Del otro lado del miedo

Mario Guerra

Fragmento

Título

INTRODUCCIÓN

Confiésame cuál es tu miedo más grande

Siempre he pensado que al miedo le hemos hecho muy mala reputación y es precisamente eso lo que ha llevado a muchas personas a tener una mala relación con él, incluso desde la infancia. En lo personal, me causa un poco de conflicto mirar por ahí propuestas, la gran mayoría de corte motivacional, que venden la idea de que el miedo es algo malo, propio de cobardes y que, como tal, habría que evitarlo o, al menos, no demostrarlo para ganarnos un lugar en la vida. Hay quien afirma que tener miedo, o dejar de tenerlo, es una cuestión meramente de voluntad y que si se sufre por él, pues es porque se quiere sufrir.

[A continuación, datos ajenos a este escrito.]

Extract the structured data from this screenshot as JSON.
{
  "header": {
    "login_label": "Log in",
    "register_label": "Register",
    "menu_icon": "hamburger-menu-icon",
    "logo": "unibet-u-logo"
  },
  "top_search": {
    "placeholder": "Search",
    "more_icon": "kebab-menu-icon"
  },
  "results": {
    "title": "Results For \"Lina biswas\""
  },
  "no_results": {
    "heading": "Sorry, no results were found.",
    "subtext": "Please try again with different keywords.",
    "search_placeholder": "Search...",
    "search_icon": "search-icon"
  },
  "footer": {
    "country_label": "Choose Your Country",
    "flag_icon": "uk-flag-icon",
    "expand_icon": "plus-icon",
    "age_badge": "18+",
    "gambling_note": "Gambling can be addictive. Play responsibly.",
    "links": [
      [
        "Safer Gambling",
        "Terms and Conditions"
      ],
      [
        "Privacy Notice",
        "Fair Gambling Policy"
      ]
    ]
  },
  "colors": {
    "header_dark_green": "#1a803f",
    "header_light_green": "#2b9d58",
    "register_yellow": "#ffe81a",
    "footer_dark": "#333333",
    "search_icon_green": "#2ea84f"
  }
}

Sin embargo, el problema no es el miedo en sí, sino la forma, la dimensión, el momento y el contexto en el que éste se manifiesta, lo que puede hacerlo útil o algo francamente dañino. Considero que conviene no verlo como algo que ocultar, el amo a obedecer o, al menos, impedir que sea él quien determine el camino de nuestra vida, porque su papel no es el de guía, sino de protector y a veces de consejero.

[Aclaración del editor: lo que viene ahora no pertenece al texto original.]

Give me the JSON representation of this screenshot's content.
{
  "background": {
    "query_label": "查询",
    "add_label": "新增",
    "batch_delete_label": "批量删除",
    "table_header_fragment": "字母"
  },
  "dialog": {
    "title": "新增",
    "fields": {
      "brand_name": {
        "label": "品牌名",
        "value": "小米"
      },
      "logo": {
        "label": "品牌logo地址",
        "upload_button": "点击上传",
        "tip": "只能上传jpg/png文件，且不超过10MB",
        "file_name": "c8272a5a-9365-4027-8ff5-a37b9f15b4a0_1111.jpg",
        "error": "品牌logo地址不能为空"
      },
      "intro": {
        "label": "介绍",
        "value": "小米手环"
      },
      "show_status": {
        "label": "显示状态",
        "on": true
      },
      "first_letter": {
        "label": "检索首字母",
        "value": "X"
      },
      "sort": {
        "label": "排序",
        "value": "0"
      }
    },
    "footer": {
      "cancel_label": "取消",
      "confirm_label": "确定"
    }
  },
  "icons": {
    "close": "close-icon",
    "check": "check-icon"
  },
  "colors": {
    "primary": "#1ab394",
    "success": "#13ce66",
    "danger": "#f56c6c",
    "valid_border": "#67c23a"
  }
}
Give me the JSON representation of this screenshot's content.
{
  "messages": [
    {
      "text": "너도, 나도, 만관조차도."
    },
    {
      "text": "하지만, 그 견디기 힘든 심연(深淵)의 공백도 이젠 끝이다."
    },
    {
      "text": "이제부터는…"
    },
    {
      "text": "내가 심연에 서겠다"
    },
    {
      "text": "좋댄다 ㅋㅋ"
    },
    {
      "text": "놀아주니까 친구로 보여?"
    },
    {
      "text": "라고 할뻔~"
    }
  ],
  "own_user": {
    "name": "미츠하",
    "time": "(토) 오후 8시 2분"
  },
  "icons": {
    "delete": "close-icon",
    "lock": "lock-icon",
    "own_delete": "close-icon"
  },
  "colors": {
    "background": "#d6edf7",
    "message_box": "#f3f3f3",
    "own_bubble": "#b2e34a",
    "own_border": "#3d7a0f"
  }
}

Otro problema con el miedo es cómo y de qué lo alimentamos; no pocas veces son nuestras propias fantasías, culpas y remordimientos los que contribuyen a crear una especie de miedo “vitaminado” que se convierte en aquel gigante obeso y terrorífico que habita en la cima de la montaña maldita. Entonces, nosotros terminamos alimentando al miedo y éste, a su vez, a los mitos y leyendas con los que alimentamos de vuelta a nuestra cabeza. Un sistema macabramente funcional, si lo vemos de esa forma.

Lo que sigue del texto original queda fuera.